Pasada la próxima semana, se espera que se produzca el día de negociación más caótico e importante de este año. Se prevee que los principales bancos centrales de todo el mundo, incluidos los de Europa, el Reino Unido y Japón, discutirán a continuación temas importantes relacionados con la política monetaria, y la atención de los participantes del mercado se centrará en ello. Más aún, cinco empresas del grupo Magnificent 7, que representan la mitad de las gigantes tecnológicas como Amazon, Alphabet, Apple, Meta y Microsoft, anunciarán sus resultados trimestrales. Además, se publicarán datos clave para la economía estadounidense, como el PIB del primer trimestre y los datos de precios del gasto personal de marzo, y estos factores económicos actuarán como variables importantes que determinarán la dirección del mercado.

En el sector de los semiconductores, se está poniendo en marcha de lleno un nuevo motor de crecimiento impulsado por el CPU. El mercado de Nueva York abrió el lunes con una subida moderada de los principales índices, e Intel lideró el mercado con una subida del 27% en la primera hora de la sesión tras anunciar resultados mejores de lo esperado. Los ingresos relacionados con los centros de datos y la inteligencia artificial aumentaron un 22% debido al aumento de la demanda de CPU, lo que ha difundido la percepción de que el CPU desempeña un papel central en la inferencia de inteligencia artificial y las tareas de agentes. Los ingresos del negocio de foundry también aumentaron un 16%, y varias casas de bolsa han reevaluado a Intel como "beneficiario del renacimiento del CPU", elevando significativamente sus precios objetivos.

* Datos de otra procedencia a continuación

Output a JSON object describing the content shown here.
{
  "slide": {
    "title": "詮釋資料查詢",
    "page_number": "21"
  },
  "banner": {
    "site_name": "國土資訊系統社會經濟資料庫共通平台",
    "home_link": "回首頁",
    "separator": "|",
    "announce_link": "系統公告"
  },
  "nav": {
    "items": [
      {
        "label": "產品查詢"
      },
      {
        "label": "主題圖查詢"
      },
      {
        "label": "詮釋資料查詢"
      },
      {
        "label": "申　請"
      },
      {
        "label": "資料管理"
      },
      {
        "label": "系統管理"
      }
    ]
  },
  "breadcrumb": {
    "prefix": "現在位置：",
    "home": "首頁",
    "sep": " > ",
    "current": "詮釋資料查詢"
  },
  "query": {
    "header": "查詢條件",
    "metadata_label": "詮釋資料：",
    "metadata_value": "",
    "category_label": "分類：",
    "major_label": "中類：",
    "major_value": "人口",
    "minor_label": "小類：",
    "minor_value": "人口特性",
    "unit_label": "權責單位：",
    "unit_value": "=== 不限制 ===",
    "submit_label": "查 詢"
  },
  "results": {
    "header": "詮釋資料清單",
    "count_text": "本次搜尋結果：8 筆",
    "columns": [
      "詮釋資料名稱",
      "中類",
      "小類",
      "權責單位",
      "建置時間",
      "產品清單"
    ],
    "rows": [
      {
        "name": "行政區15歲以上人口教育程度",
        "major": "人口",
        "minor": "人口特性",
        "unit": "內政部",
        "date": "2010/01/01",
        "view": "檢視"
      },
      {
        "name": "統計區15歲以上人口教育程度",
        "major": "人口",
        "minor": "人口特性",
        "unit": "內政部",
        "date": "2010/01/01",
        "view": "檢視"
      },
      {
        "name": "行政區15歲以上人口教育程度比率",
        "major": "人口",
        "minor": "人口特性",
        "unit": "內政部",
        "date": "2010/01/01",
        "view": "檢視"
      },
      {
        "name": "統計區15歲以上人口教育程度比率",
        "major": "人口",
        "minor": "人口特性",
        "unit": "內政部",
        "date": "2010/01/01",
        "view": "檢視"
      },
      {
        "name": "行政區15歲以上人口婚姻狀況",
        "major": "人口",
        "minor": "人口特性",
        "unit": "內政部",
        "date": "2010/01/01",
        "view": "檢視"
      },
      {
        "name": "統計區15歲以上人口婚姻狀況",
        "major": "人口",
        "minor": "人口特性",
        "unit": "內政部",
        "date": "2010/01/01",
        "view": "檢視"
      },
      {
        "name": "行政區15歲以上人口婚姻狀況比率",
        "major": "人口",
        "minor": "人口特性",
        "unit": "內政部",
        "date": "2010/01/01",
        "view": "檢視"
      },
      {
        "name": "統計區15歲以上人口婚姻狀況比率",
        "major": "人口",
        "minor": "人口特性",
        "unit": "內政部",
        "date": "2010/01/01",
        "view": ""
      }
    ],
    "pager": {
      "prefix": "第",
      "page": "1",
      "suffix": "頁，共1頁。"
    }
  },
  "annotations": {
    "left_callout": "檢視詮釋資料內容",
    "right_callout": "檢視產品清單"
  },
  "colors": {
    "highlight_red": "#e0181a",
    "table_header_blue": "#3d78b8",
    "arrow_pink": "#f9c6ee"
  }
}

Junto a la perspectiva de que la proporción de CPU frente a GPU podría invertirse en el entorno de la inteligencia artificial en rápida evolución, el valor estratégico de Estados Unidos como fabricante clave de chips ha sido reconocido incluso por factores geopolíticos.

Por el contrario, las acciones de los semiconductores muestran un estado de calentamiento excesivo con una subida del 40% en 18 días consecutivos, y los debates sobre la necesidad de una corrección a corto plazo son acalorados. Algunas instituciones de investigación señalan que, tras registrar históricamente una serie de subidas consecutivas, la caída llegó posteriormente, advirtiendo de una situación de sobrecompra. Aunque se ha analizado que el indicador técnico habitual RSI ha alcanzado el nivel de 85, los casos pasados muestran que la tendencia alcista se ha mantenido a pesar de indicadores elevados. Por otro lado, otras instituciones han sugerido la posibilidad de una aceleración alcista a corto plazo, evocando las circunstancias de la burbuja de las puntocom. Instituciones como Goldman Sachs han señalado que, si bien la proporción de capitalización bursátil de las empresas relacionadas con la inteligencia artificial ha alcanzado máximos históricos, también existe una vulnerabilidad del mercado derivada de ello. En medio de estas visiones contradictorias, los inversores deben considerar con prudencia las señales transmitidas por los anuncios de resultados y las variables macroeconómicas de los próximos meses.